Braguino

Braguino (France, 2017), un film documentaire de Clément Cogitore. Durée : 50mn. Sortie France : 1er novembre 2017. Produit par Seppia Films et distribué par BlueBird Distribution.

À sept cents kilomètres du premier village, perdu dans la taïga sibérienne, Sacha Braguine a construit la maison où il vit avec sa femme et leurs nombreux enfants. Entourés d’immenses forêts préservées de la prédation des hommes, Sacha et les siens mènent une existence frugale, la chasse dans les bois ou sur la rivière améliorant l’ordinaire. Blonds comme les blés, les petits ne vont pas à l’école mais rejoignent en canot à moteur leur terrain de jeu, une île sablonneuse à l’abri des animaux sauvages. Les Braguine ne connaissent pas pour autant la paix. L’incursion sur leur territoire de braconniers, qui débarquent en hélicoptère les fusils à la main, et surtout les relations conflictuelles qu’ils entretiennent avec les Kiline, leurs seuls voisins, jettent une ombre sur leur fragile paradis.

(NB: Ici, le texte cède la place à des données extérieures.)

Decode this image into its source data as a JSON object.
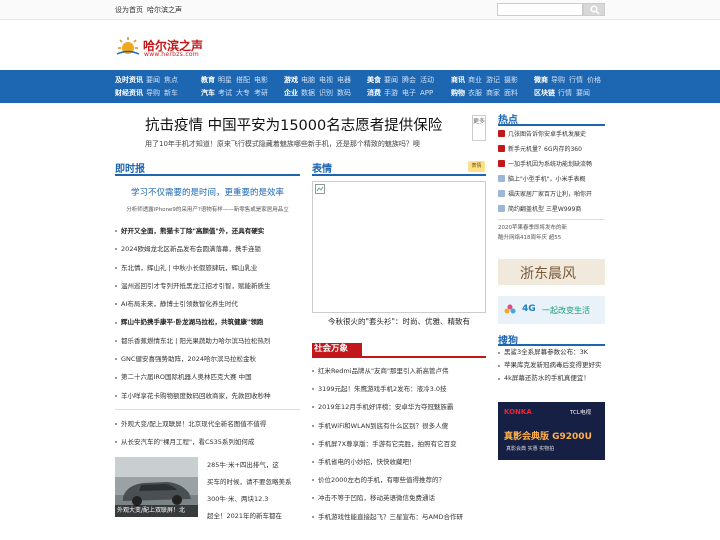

Dans les années 1970, pour échapper à l’emprise de l’État et à celle de la communauté des Vieux-croyants, une confession orthodoxe minoritaire en Russie à laquelle il appartient, Sacha Braguine s’est exilé dans les forêts de Sibérie. Avec sa famille, il vit au milieu d’une nature généreuse, grandiose et hostile. Il y prélève sa juste part lorsqu’il fauche en plein vol des coqs de bruyère ou abat un ours, qu’il dépèce au couteau avant de prier pour son âme. En apprivoisant Sacha et sa famille, Clément Cogitore se fait le témoin des rêves et des utopies d’une microsociété que menace autant l’immensité du monde que la nature humaine. — Arte

Après Ni le ciel ni la terre, passé l’année dernière à la Semaine de la Critique, j’attendais avec impatience le documentaire de Clément Cogitore. C’est une très bonne surprise même si le format fait un peu court étiré en moyen métrage. Les images sont somptueuses et la situation décrite est hors du commun. L’atmosphère paranoïaque du film s’essouffle un peu vers la fin ; alors qu’elle donnait toute son énergie au film précédent, ici elle semble davantage reposer sur des effets de montage et de mise en scène que sur une envie de coller au réel.